The suggestion made by Judge McGirk, above mentioned, was not essential to the determination of the case before the court. And the opinion ultimately was bottomed upon substantial ground. The administrator, if there had been one, could not have assailed the bill of sale, or other act of his intestate, for fraud. Such property, in contemplation of law, is not an asset of the estate passing to or recoverable by the administration. Brown v. Finley, 18 Mo. 375; Criddle v. Criddle, 21 Mo. 522; George v. Williamson, 26 Mo. 190; Merry v. Freeman, 44 Mo. 518. In respect of property thus held in trust, by equitable implication, it has ever been the recognized right of a creditor of the fraudulent assignor to pursue it in chancery, and subject it to the payment of his debt, as it is not a legal asset recoverable by the administrator of the assignor or grantor. In all *586such instances the maxim applies: Qui prior est tempore, potior est jure. It then becomes a race of diligence among the creditors, and he who is first in action is first requited. George v. Williams, 26 Mo. 190; Pullis v. Robinson, 73 Mo. 201. For that reason the action -of Foster v. Nowlin was sustained.

But the property in the hands of the defendant here was property assets which passed to and were-recoverable by the administrator. State ex rel. v. Moore, 18 Mo. App. 406. And where the assets have thus been wrongfully appropriated by the intermeddler, as said in Brasius v. Odum, 17 Ark. 128, “the remedy provided against him is essentially intended to be at the suit of the rightful administrator.” Why, then, any longer recognize in our practice the right of a single creditor to go around the administration law and sue the intermeddler ? If no letters of administration have been taken out by the next of kin, any creditor interested in the estate can go to the probate court and secure the appointment of some suitable person to act as administrator, or secure the appropriate order directing the public administrator to take charge.
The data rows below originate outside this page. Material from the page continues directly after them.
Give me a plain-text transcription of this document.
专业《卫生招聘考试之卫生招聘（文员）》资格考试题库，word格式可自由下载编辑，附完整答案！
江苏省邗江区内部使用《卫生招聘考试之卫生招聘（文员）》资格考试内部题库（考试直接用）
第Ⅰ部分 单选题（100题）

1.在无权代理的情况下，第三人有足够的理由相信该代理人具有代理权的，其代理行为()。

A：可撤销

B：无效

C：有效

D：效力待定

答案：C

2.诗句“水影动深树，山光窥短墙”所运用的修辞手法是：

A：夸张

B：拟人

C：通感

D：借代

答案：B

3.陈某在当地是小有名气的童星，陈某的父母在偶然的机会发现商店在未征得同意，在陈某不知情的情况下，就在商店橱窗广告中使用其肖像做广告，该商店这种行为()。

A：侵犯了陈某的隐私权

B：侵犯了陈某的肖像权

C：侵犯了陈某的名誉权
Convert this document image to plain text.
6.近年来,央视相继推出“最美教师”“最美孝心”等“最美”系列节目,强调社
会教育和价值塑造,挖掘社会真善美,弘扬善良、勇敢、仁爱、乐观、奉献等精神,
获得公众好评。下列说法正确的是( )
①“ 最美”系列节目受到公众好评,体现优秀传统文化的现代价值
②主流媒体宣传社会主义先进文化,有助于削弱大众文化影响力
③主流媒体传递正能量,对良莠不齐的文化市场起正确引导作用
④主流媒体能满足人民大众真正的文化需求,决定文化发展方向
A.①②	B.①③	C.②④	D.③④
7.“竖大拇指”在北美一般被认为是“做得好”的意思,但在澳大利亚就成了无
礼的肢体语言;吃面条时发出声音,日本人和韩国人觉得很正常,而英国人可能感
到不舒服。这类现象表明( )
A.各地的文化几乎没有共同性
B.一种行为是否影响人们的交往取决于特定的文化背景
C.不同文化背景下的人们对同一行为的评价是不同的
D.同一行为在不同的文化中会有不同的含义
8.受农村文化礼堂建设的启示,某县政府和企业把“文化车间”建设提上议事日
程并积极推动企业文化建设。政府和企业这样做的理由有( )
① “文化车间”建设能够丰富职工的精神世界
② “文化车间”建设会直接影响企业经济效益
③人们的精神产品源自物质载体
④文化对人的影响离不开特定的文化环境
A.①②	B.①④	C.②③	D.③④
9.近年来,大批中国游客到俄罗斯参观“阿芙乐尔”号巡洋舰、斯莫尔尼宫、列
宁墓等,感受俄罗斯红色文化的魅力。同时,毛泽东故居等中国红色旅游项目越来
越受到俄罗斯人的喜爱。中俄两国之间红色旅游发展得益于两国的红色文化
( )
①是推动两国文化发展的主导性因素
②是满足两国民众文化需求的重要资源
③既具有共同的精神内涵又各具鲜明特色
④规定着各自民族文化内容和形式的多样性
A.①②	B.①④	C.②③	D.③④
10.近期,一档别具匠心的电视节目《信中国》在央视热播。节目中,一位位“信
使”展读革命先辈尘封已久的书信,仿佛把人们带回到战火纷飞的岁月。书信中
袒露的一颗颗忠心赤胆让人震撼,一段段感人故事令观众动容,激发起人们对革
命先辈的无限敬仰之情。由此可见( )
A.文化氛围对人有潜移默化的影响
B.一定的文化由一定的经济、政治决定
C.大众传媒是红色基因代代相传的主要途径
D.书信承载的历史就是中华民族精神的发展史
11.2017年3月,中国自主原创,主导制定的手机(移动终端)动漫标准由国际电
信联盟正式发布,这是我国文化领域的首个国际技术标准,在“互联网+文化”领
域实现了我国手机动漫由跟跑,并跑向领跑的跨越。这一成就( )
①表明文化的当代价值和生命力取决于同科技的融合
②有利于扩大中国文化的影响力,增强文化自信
The administrator is then under bonds, armed with plenary power, and every active agency of the law and the courts, to discover and recover any and all assets of the estate. In this way, and no other, can the wise and just policy of the administration law be accomplished in securing to the creditors and distributees an honest administration of estates, and an equitable apportionment and distribution thereof, while the remedy pursued by the plaintiff in this action tends to defeat all this, and is at war with the high purpose and policy of the statute.

Other errors are assigned by appellant; -but under the view above taken it is unnecessary to determine them, as this action is not maintainable. It follows that the judgment of the circuit .court is reversed, and the petition dismissed.

Hall, J., concurs; Ellison, J., non-concurs in a separate opinion. *587Ellison, J.

I do not wish to be understood as saying the foregoing opinion is right or wrong. I, however, believe it to be in conflict with Foster v. Nowlin, 4 Mo. 18, and Magner v. Ryan, 19 Mo. 196. If the views announced by the court in this case are to be considered the law of the state, I think it will be more satisfactory, in view of these cases, to have the Supreme Court so declare.

The case will, therefore, be certified to the Supreme Court.